Taking Cover Against Missile Fire
One of the best ways to avoid being hit and injured is to hide behind
something--a wall, a tree, a building corner, a heap of boulders, or whatever happens
to be available. Professional adventurers, wishing to make this sound heroic,
call this "taking cover."
Taking cover doesn't work particularly well in a melee, since the cover
hampers defenders and attackers equally. However, it is quite an effective tactic
against missile fire.
There are two types of protection a character can have. The first is
"concealment," also called soft cover. A character hiding behind a clump of bushes is
concealed. He can be seen, but only with difficulty, and it's no easy task to
determine exactly where he is. The bushes cannot stop an arrow, but they do make
it less likely that the character is hit. Other types of concealment include
curtains, tapestries, smoke, fog, and brambles.

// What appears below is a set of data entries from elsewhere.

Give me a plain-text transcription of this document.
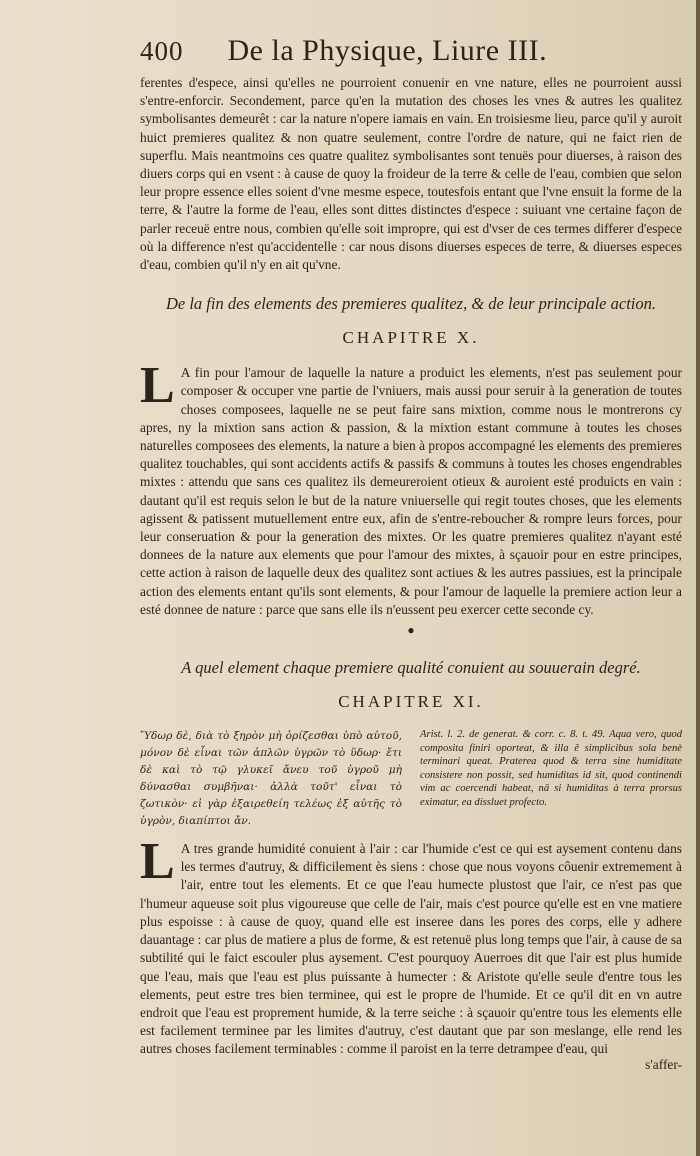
400 De la Physique, Liure III.

ferentes d'espece, ainsi qu'elles ne pourroient conuenir en vne nature, elles ne pourroient aussi s'entre-enforcir. Secondement, parce qu'en la mutation des choses les vnes & autres les qualitez symbolisantes demeurêt : car la nature n'opere iamais en vain. En troisiesme lieu, parce qu'il y auroit huict premieres qualitez & non quatre seulement, contre l'ordre de nature, qui ne faict rien de superflu. Mais neantmoins ces quatre qualitez symbolisantes sont tenuës pour diuerses, à raison des diuers corps qui en vsent : à cause de quoy la froideur de la terre & celle de l'eau, combien que selon leur propre essence elles soient d'vne mesme espece, toutesfois entant que l'vne ensuit la forme de la terre, & l'autre la forme de l'eau, elles sont dittes distinctes d'espece : suiuant vne certaine façon de parler receuë entre nous, combien qu'elle soit impropre, qui est d'vser de ces termes differer d'espece où la difference n'est qu'accidentelle : car nous disons diuerses especes de terre, & diuerses especes d'eau, combien qu'il n'y en ait qu'vne.

De la fin des elements des premieres qualitez, & de leur principale action.
CHAPITRE X.
L A fin pour l'amour de laquelle la nature a produict les elements, n'est pas seulement pour composer & occuper vne partie de l'vniuers, mais aussi pour seruir à la generation de toutes choses composees, laquelle ne se peut faire sans mixtion, comme nous le montrerons cy apres, ny la mixtion sans action & passion, & la mixtion estant commune à toutes les choses naturelles composees des elements, la nature a bien à propos accompagné les elements des premieres qualitez touchables, qui sont accidents actifs & passifs & communs à toutes les choses engendrables mixtes : attendu que sans ces qualitez ils demeureroient otieux & auroient esté produicts en vain : dautant qu'il est requis selon le but de la nature vniuerselle qui regit toutes choses, que les elements agissent & patissent mutuellement entre eux, afin de s'entre-reboucher & rompre leurs forces, pour leur conseruation & pour la generation des mixtes. Or les quatre premieres qualitez n'ayant esté donnees de la nature aux elements que pour l'amour des mixtes, à sçauoir pour en estre principes, cette action à raison de laquelle deux des qualitez sont actiues & les autres passiues, est la principale action des elements entant qu'ils sont elements, & pour l'amour de laquelle la premiere action leur a esté donnee de nature : parce que sans elle ils n'eussent peu exercer cette seconde cy.
●
A quel element chaque premiere qualité conuient au souuerain degré.
CHAPITRE XI.

Ὕδωρ δὲ, διὰ τὸ ξηρὸν μὴ ὁρίζεσθαι ὑπὸ αὑτοῦ, μόνον δὲ εἶναι τῶν ἀπλῶν ὑγρῶν τὸ ὕδωρ· ἔτι δὲ καὶ τὸ τῷ γλυκεῖ ἄνευ τοῦ ὑγροῦ μὴ δύνασθαι συμβῆναι· ἀλλὰ τοῦτ' εἶναι τὸ ζωτικὸν· εἰ γὰρ ἐξαιρεθείη τελέως ἐξ αὐτῆς τὸ ὑγρὸν, διαπίπτοι ἄν.

Arist. l. 2. de generat. & corr. c. 8. t. 49. Aqua vero, quod composita finiri oporteat, & illa ē simplicibus sola benè terminari queat. Praterea quod & terra sine humiditate consistere non possit, sed humiditas id sit, quod continendi vim ac coercendi habeat, nā si humiditas à terra prorsus eximatur, ea dissluet profecto.

L A tres grande humidité conuient à l'air : car l'humide c'est ce qui est aysement contenu dans les termes d'autruy, & difficilement ès siens : chose que nous voyons côuenir extremement à l'air, entre tout les elements. Et ce que l'eau humecte plustost que l'air, ce n'est pas que l'humeur aqueuse soit plus vigoureuse que celle de l'air, mais c'est pource qu'elle est en vne matiere plus espoisse : à cause de quoy, quand elle est inseree dans les pores des corps, elle y adhere dauantage : car plus de matiere a plus de forme, & est retenuë plus long temps que l'air, à cause de sa subtilité qui le faict escouler plus aysement. C'est pourquoy Auerroes dit que l'air est plus humide que l'eau, mais que l'eau est plus puissante à humecter : & Aristote qu'elle seule d'entre tous les elements, peut estre tres bien terminee, qui est le propre de l'humide. Et ce qu'il dit en vn autre endroit que l'eau est proprement humide, & la terre seiche : à sçauoir qu'entre tous les elements elle est facilement terminee par les limites d'autruy, c'est dautant que par son meslange, elle rend les autres choses facilement terminables : comme il paroist en la terre detrampee d'eau, qui
s'affer-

The other type of protection is "cover," sometimes called, more precisely,
hard cover. It is, as its name implies, something a character can hide behind that
will block a missile. Hard cover includes stone walls, the corner of a
building, tables, doors, earth embankments, tree trunks, and magical walls of force.
Cover helps a potential target by giving the attacker a negative modifier to
his attack roll. The exact modifier for concealment or cover depends on the
degree to which it is being used as shelter. A character who stands behind a
two-foot wall is a pretty obvious target, especially when compared to the character
who lies down behind that wall and carefully peers over it. Table 44 lists the different modifiers for varying degrees of cover and concealment.
Cover also has an affect on saving throws, granting the character the modifier
listed on Table 44 as a bonus to his saving throws against spells that cause physical damage
(e.g., fireball and lightning bolt spells).
In addition, a character who has 90% cover (or more) suffers one-half normal
damage on a failed saving throw, and no damage at all if a saving throw is
successful. This assumes, of course, that the cover is between the spell effect and
the target--a man crouching behind a stone wall would be protected if a
fireball exploded in front of the wall, but would not be protected by cover if the
blast occurred behind him, on his side of the wall.